Arizona voters, bucking the tide, rejected a recreational-marijuana measure which was leading polls by double digits less than two months before the election.

“Prop. 205 didn’t just decriminalize marijuana, it made smoking and growing it a statutory right, with all sorts of protections,” explains Center for Arizona Policy Communications Director Cindy Dahlgren.

“If the election had been six weeks sooner, the measure would have won by 300,000. Instead it lost by 67,000. It was a really bad measure, and we got the word out.”

Although Colorado voters legalized doctor-assisted suicide, they also decisively rejected a single-payer health-care proposal—in effect, a government takeover of the system which opponents believe would have put many people at risk. The measure lost by a 3-1 margin.

“This not only would have endangered the economy, but also individuals,” Chaves says. “There would have been a 21-person panel that would mete out medical care to people in the state. It was just a disaster waiting to happen.”

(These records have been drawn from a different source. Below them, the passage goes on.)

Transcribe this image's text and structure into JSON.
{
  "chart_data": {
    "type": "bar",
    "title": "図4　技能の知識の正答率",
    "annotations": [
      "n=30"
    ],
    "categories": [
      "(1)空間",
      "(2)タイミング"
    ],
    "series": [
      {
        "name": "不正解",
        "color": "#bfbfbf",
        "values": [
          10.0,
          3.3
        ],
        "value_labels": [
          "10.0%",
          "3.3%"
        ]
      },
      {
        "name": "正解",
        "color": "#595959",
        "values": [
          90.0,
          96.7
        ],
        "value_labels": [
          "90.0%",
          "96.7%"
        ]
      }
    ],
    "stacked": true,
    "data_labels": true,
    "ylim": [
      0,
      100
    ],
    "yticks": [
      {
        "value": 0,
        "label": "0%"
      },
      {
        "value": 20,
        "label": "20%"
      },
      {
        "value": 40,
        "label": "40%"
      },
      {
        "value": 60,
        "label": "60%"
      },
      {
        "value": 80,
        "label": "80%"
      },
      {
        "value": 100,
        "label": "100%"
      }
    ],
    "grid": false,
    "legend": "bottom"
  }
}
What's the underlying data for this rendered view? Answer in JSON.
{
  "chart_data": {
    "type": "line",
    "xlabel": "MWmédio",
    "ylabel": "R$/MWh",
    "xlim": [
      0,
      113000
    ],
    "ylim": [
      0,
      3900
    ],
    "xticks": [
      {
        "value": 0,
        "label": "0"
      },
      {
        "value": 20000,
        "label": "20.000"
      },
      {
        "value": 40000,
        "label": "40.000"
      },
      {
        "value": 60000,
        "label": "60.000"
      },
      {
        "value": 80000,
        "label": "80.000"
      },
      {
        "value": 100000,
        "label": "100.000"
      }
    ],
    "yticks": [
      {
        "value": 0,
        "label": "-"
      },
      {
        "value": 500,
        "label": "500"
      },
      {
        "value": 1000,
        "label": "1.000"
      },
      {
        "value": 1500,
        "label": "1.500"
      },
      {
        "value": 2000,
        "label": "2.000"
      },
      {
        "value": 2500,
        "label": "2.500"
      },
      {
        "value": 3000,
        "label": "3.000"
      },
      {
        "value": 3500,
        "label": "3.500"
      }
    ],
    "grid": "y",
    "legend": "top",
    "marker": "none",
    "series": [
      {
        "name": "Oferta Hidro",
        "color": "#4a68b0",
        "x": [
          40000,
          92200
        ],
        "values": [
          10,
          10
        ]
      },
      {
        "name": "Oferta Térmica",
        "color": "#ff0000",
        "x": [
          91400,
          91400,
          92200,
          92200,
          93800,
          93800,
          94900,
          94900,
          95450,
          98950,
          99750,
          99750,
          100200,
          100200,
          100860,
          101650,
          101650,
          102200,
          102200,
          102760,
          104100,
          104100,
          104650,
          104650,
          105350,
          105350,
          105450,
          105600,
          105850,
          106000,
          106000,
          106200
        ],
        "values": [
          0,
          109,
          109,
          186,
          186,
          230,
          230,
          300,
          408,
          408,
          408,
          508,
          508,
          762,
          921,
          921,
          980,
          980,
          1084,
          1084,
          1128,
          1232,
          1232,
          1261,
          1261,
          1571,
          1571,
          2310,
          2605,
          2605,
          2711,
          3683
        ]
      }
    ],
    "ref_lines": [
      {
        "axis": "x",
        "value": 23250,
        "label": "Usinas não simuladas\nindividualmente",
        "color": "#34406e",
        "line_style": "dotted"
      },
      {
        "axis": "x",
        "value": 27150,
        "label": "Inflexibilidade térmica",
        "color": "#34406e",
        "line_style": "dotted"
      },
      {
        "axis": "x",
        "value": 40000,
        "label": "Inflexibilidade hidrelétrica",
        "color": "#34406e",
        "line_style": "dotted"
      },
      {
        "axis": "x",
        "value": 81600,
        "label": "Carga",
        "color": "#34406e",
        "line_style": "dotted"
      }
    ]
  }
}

Finally, attempts to expand gambling were defeated in Massachusetts, New Jersey and Arkansas—the first two at the hands of voters, the last at the hands of the state Supreme Court, which ruled the measure’s wording was misleading. Only in Rhode Island was more gam­bling approved (a casino in the town of Tiverton).

THE WAVE OF THE FUTURE

Winning some and losing some comes with the ter­ritory for the men and women who step into the pub­lic-policy arena on a daily basis. But Weber gets enthu­siastic when he talks about the people who take up that challenge—and the reinforcements that keep coming.

“We’ve begun training up the next generation to be, and we’re seeing some good promising leaders come to office as a result,” he says.

Weber has particular people in mind when he says that. Last summer, Family Policy Alliance conducted its first Statesmen Academy, a program for current and as­piring young legislators of faith that trains them in the art of effective politics. And the first class did their teach­ers proud.

“We saw 16 of them run for office this year, and 14 of them won—one by 36 votes,” Weber says. “Now they’ll work with their family policy councils to strengthen their states.

“It’s very exciting to see these results. We’re confident this is the way of the future.”